Naturalmente, muitos questionarão o momento da publicação do documento, que na verdade foi concluído enquanto o Papa Francisco ainda estava vivo (embora o Papa Leão XIV fosse membro do Dicastério – como Cardeal Robert Prevost – quando foi aprovado).
Quanto ao momento: Bento XVI tornou-se papa há 20 anos; para ser honesto, o debate sobre a "Corredentora" arrefeceu um pouco depois de duas décadas. Sim, ainda havia quem defendesse que o título fosse o "Quinto dogma mariano", mas isso não era amplamente discutido e não estava no radar da grande maioria dos católicos.
Fernandez também reclamou que o embargo ao documento foi quebrado – no entanto, ele foi enviado a todos os meios de comunicação 14 horas antes de ser divulgado oficialmente: não havia como ele não saber que o embargo não seria quebrado.
A verdadeira questão é por que o vespeiro seria mexido tão cedo no mandato de Leão.
A jornalista Delia Gallagher afirmou que isso ocorreu devido a conflitos internos na Igreja, que se tornaram comuns durante o pontificado do Papa Francisco.
“Resumindo, acho que grande parte da razão para este documento é que o Cardeal Fernandez se incomoda excessivamente com os católicos tradicionais. O fato de ele ter mencionado prontamente e detalhadamente 'essas pessoas', tanto em seu discurso quanto no documento, é uma prova dessa probabilidade”, escreveu ela no Substack.
“Colocar os fiéis tradicionais contra os fiéis 'comuns' também foi uma marca lamentável do estilo do Papa Francisco, e isso se repete claramente aqui na categorização feita por Tucho dos entusiastas marianos que perturbam a fé dos católicos comuns”, acrescentou Gallagher.

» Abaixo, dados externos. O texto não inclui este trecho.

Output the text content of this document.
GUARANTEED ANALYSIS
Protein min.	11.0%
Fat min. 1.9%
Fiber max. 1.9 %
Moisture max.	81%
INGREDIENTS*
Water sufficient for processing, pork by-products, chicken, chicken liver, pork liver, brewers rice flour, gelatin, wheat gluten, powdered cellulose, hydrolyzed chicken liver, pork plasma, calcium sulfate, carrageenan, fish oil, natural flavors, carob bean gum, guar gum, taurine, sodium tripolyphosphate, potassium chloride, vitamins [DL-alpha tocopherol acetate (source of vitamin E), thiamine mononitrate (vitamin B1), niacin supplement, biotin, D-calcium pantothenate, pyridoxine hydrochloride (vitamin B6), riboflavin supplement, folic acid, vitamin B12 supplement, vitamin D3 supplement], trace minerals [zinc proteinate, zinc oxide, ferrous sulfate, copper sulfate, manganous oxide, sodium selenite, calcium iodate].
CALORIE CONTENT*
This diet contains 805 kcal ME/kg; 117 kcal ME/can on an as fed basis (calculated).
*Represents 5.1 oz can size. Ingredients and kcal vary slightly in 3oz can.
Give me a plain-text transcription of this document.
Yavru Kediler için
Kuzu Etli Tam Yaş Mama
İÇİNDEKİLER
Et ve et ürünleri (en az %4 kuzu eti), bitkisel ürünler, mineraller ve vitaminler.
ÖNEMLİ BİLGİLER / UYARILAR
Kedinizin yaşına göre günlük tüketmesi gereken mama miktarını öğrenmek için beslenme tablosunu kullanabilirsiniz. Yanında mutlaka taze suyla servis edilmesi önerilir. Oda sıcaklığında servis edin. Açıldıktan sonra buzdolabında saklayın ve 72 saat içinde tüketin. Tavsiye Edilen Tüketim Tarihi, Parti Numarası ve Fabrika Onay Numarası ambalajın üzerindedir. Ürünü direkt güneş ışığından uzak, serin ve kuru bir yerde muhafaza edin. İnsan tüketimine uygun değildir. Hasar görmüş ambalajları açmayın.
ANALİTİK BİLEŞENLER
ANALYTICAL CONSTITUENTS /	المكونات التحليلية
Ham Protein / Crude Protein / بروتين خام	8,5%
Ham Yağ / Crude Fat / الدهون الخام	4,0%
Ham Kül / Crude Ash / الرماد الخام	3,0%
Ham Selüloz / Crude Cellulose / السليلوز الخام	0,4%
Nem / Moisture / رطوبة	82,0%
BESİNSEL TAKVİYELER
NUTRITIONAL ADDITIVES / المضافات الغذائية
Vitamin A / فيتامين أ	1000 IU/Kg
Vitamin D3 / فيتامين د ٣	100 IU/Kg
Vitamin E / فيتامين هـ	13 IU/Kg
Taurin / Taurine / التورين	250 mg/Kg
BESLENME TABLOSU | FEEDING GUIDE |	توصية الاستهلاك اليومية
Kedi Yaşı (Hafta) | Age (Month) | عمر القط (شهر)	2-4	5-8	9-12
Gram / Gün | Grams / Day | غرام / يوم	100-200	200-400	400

Diversos comentaristas também observaram – alguns deles de forma bastante irônica – como o documento da DDF afirma que uma expressão como Corredentora “exige muitas explicações repetidas para evitar que se desvie de seu significado correto, não serve à fé do Povo de Deus e se torna inútil”, mas seus autores, de alguma forma, não conseguem perceber como essa observação pode ser aplicada à maneira como o termo “sinodalidade” tem sido recebido na Igreja.
Outros observadores notaram a falta de aprovação do Papa Leão XIV in forma specifica, ou seja, a declaração não partiu oficialmente do pontífice. Essa observação pode parecer, para os de fora, uma minúcia excessiva. Em muitos aspectos, trata-se de uma questão de detalhe vaticano, mas não está errada. De fato, torna a posição do próprio Papa pouco clara.
E permanece “incerto” como o novo pontificado prosseguirá, até que os projetos iniciados por seu antecessor cheguem a uma conclusão. Só então poderemos começar a compreender verdadeiramente o Papa Leão XIV.